Twórczość Lema można lubić, można też jej nie lubić – ale znać ją choć trochę wypada. Co jakiś czas ukazują się wznowienia dzieł pisarza – osobno, seriami, w zbiorkach klasycznych i komponowanych na nowo. Tak też Wydawnictwo Literackie pokusiło się jakiś czas temu o wydanie kompozycji pod tytułem ?Ogród ciemności i inne opowiadania?. Właściwie niemal każdy wybór dzieł Lema byłby udany, tu jednak mamy do czynienia z sytuacją o tyle wyjątkową, iż o zawartości tomu zadecydował syn pisarza, Tomasz Lem. Można tu dywagować o ewentualnym braku tego czy owego opowiadania, jednak klucz dla tej kompozycji wypływa z osobistych pobudek i wiedzy, jaką o ojcu i jego życiu Tomasz Lem posiada.

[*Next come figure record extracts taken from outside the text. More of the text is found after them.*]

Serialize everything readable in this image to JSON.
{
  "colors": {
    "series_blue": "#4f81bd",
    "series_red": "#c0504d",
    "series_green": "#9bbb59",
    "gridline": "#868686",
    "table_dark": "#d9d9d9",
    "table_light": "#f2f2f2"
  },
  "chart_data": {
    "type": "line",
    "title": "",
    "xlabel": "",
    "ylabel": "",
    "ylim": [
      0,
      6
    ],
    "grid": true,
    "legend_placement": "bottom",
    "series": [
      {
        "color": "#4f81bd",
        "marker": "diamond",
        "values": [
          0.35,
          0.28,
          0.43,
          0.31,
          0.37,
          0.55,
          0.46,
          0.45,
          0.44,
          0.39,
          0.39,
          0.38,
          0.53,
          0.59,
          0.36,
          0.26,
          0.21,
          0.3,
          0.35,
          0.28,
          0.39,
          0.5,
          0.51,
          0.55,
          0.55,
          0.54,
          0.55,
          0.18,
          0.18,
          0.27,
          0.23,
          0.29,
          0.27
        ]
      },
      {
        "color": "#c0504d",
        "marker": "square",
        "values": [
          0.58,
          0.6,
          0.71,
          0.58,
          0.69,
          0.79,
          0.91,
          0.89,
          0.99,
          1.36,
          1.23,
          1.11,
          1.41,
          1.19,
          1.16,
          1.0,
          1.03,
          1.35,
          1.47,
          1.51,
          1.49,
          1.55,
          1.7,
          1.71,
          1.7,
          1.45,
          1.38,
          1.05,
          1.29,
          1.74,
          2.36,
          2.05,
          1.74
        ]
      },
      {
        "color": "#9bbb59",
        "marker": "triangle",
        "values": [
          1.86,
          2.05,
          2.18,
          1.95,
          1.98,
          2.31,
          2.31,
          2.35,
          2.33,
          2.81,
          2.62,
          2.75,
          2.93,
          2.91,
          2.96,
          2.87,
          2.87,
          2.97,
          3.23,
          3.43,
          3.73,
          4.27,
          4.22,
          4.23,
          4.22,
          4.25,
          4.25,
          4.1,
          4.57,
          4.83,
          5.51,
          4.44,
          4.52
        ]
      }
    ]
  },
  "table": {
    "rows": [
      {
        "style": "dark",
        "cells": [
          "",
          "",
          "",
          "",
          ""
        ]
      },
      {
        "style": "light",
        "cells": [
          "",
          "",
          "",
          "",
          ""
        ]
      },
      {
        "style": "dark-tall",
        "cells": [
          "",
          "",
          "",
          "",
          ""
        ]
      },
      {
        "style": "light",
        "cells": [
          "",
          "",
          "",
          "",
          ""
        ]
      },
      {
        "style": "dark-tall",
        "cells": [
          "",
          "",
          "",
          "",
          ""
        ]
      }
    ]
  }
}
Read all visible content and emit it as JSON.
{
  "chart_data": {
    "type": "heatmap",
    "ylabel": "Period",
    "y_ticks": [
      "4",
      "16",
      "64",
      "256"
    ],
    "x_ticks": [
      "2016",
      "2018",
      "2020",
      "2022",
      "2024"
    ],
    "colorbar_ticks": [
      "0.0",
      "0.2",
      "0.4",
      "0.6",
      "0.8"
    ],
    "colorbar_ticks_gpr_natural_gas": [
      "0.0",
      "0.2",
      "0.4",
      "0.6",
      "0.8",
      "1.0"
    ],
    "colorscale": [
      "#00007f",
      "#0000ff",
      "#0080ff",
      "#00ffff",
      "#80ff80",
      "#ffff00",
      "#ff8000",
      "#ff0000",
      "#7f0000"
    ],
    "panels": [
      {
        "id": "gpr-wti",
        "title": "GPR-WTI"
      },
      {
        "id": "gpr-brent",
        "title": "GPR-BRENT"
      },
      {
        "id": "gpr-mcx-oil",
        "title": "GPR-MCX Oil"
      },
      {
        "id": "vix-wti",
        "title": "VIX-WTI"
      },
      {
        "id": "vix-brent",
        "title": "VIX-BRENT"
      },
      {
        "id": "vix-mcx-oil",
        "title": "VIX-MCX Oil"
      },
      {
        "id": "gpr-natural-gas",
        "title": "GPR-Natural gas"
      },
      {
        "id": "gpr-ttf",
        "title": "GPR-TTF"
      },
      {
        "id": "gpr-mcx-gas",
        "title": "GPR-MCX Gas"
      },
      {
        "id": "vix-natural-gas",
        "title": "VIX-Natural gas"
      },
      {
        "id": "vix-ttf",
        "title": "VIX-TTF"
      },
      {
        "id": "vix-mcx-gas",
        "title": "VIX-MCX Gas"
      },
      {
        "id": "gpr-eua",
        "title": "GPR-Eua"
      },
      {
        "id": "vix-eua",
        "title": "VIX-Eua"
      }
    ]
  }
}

Zbiór opowiadań jest różnorodny, dzieła pochodzą z kilku różnych zbiorów i serii. Najbardziej zaskakujący jest pierwszy tekst – \”Ogród ciemności\” – który trudno powiązać z większością dzieł Lema. Opowiadanie to należy do wczesnej twórczości pisarza, pierwszy raz opublikowano je w roku 1947 na łamach \”Tygodnika powszechnego\”. To romantyczne, nastrojowe opowiadanie o samotności. Romantyzm Lema kojarzy się zwykle z gwiezdnymi podróżami i poszukiwaniem odpowiedzi na pytania o to co jest, jakie jest i jakie mogłoby być – w \”Ogrodzie ciemności\” takiego Lema nie widzę. Niemniej ciekawie jest spojrzeć na początki geniusza literatury fantastycznej. Być może również o to spojrzenie panu Tomaszowi chodziło, acz wspomina, że ma ono szczególne znaczenie dla związku jego rodziców. W tej perspektywie nabiera innego kolorytu.
Kolejne teksty są już bardziej znane. Mamy tu na przykład opowiadanie \”Altruizyna, czyli opowieść prawdziwa o tym jak pustelnik Dobrycy Kosmos uszczęśliwić zapragnął i co z tego wynikło\” pochodzące z \”Cyberiady\”. Jest to świetna opowieść o próbach uszczęśliwiania ludzkości. Z właściwym sobie humorem, przepojonym niepokojącym wieszczeniem na temat ludzi i świata Lem zastanawia się nad niemożnością – nawet posiadając potężną moc i mądrość – przyniesienia powszechnego pokoju i szczęścia światu. Doprawdy, mam swoje argumenty przeciw takiej wizji, jednak mistrz w swojej opowieści bywa przekonujący.
Innym przykładem mogą być rozważania o rachunku prawdopodobieństwa, przeniesionym w praktyczne rejony – mianowicie rozważania typu co by było gdyby prababcia przykładowego jegomościa w przeszłości w jakiejś pozornie nieznaczącej sprawie podjęła inną decyzję. Kosmiczne te dywagacje -? choć prowadzone z przymrużeniem oka – wprowadzają lekki zamęt w postrzegania świata. Z kolei dowodzenie na ileż to sposobów smoki mogą nie istnieć jest już mistrzostwem absolutnym i każdy myśliciel powinien się nad nimi pochylić. Właściwie niemal każda opowieść Lema ma w sobie pewien ciężar filozoficzny, humor i nutę niepokoju.
Zbiór jest obszerny, w większości zawiera jednak szerzej znane dzieła pisarza, zatem dla miłośnika jego twórczości nie będzie zaskoczeniem. Ciekawski nuworysz pozna natomiast Stanisława Lema z jego najlepszej chyba strony. Przedzierając się przez piękną polszczyznę nasyconą fantazyjnym słowotwórstwem pełnym neologizmów, zaadaptowanych czy przetworzonych archaizmów i humorystycznych imion, można zapaść się we wszechświat nietuzinkowy, specyficzny, niezwykle frapujący. W prozie tego niewątpliwego geniusza przeplatają się przednia rozrywka z głębokim filozoficznym zamyśleniem – i to nie sposób przecenić.